One of the protest images on view at Art X Lagos.
Bernard Kalu

Many artists’ protest works, such as Geek’s and Tayo’s, are reminiscent of resistance art from South Africa in the 1980s—mostly representational, directly documenting events, and archival in nature—which helped convey information and build political consciousness in the fight against apartheid. They also feel familiar, coming to global consciousness only a few months after Black Lives Matter protests against police brutality in the US spread across the world.
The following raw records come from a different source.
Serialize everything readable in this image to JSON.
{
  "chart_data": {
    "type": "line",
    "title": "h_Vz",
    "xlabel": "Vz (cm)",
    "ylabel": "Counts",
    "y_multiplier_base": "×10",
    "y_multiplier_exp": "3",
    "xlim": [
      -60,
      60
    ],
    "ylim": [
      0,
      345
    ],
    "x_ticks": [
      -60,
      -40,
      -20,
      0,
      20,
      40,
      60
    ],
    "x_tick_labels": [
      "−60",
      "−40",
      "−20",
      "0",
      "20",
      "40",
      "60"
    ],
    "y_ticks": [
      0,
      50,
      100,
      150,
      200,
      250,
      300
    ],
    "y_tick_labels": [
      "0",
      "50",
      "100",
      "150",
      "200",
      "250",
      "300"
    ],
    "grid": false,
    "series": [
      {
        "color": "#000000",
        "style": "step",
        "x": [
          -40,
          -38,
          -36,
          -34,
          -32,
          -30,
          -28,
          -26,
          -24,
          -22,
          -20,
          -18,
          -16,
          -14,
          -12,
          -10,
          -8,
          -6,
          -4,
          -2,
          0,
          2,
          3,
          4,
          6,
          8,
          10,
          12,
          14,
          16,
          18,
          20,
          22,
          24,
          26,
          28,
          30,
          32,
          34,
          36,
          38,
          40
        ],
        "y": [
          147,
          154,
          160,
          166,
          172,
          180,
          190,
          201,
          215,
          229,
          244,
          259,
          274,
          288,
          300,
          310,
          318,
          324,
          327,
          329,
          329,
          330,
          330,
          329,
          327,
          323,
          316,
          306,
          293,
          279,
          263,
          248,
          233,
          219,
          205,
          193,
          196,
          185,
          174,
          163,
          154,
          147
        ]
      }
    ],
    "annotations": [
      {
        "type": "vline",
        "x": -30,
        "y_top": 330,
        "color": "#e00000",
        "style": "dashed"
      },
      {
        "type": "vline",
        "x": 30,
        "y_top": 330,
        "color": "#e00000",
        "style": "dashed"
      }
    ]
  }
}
The significance of these works in Nigeria cannot be overstated since the government continues to deny that it ordered its military to shoot and kill peaceful protesters, even though there is plenty of evidence to the contrary.
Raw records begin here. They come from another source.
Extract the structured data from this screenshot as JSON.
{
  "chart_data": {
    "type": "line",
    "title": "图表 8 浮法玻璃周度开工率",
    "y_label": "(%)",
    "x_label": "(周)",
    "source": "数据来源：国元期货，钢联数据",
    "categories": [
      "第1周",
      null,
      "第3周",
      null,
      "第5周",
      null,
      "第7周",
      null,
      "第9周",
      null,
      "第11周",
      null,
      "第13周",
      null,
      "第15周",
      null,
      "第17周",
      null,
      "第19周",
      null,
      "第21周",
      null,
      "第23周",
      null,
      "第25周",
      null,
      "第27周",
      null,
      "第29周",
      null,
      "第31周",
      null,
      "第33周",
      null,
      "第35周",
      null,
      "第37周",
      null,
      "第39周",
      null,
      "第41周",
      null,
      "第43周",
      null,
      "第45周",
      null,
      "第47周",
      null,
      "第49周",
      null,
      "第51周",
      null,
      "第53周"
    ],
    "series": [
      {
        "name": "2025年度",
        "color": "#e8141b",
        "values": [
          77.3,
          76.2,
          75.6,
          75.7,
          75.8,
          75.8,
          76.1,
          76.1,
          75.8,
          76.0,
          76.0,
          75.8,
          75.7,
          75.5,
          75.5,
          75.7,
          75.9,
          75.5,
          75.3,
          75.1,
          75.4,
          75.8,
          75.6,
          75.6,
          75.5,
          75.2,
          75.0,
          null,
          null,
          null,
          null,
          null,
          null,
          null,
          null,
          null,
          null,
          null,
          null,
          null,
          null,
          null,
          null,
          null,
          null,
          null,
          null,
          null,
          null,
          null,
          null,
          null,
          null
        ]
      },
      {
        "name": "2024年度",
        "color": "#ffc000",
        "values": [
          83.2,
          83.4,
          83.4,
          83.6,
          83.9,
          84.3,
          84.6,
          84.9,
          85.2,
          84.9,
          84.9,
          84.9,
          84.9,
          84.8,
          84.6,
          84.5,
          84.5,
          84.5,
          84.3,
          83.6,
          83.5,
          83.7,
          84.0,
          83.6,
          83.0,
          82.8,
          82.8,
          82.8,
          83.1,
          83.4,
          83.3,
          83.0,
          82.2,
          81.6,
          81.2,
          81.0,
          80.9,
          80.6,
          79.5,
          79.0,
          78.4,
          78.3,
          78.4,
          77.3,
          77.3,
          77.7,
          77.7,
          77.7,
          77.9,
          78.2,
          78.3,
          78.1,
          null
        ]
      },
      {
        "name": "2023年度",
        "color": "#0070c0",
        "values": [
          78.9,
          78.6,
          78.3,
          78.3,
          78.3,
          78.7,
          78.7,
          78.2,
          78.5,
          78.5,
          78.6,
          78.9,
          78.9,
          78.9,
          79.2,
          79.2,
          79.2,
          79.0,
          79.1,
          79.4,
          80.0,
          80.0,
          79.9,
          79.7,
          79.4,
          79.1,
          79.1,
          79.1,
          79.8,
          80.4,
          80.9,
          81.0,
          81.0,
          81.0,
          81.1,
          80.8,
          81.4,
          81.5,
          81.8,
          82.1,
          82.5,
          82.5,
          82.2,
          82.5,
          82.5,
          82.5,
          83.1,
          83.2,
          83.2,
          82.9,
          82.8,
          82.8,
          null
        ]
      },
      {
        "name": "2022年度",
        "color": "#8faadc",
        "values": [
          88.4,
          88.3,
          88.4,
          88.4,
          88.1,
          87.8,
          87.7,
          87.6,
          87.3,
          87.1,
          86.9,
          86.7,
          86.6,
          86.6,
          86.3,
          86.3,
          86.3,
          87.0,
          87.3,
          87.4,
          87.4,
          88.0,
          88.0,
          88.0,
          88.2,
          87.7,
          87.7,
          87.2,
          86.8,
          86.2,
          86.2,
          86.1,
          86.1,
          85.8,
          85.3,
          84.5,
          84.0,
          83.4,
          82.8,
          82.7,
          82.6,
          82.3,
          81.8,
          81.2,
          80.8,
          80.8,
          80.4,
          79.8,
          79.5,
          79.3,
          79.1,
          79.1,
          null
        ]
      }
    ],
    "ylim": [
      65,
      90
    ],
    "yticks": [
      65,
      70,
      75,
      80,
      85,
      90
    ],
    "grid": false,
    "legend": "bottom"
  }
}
But how these works are shown and in what context in the future—and whether their exhibition honours the tragedies and egregious events that spawned them—could prove a point of contention between the market and the artists’ intention.

Welcome attention?

Works created by Nigerian artists in this fraught time will likely be sought after because of the well-documented surge in attention paid to Black artists by Western institutions that are frequently accused of excluding them. The commercial art market especially is also known to have a large appetite for works by Black artists lately.

Earlier this year, the Ghanaian artist Amoako Boafo’s painting The Lemon Bathing Suit (2019) sold at Phillips in London for £675,000—more than ten times its estimate and more than 30 times what the seller had paid for it less than a year earlier. An online selling exhibition at Christie’s held in August, Say It Loud (I’m Black and I’m Proud), required buyers to sign contracts that prevented them from reselling the works at auction for at least five years to prevent profiteering by “flipping”.

“What I think would be ideal is to follow the same path of protest, which is a public event made in a public space,” says Iheanyi Onwuegbucha, a curator at the Centre for Contemporary Art, Lagos, proposing that the #EndSARS protest works stay off the commercial circuit. He says “[A public presentation] is more inclusive than a gallery or biennale exhibition”, whose audiences are more limited, wealthier and less likely to materially benefit from the knowledge these works share.

But when it comes to the larger issue of devaluing works that focus on Black trauma in the predominantly white art market, Ngcobo echoed the South African judge and activist Albie Sachs and academic Njabulo Ndebele, explaining that art must not necessarily be a weapon against struggle. She recommends that artists rediscover “the ordinary, the normal” and find ways to talk about what needs “fixing” without exoticising pain that goes beyond the present struggle while avoiding the trap of developing “products” for the market.

“Of course, it is the role of artists to reflect the times,” she says, adding: “But for me, it’s the language, the grammar of how to inhabit those times that matters.”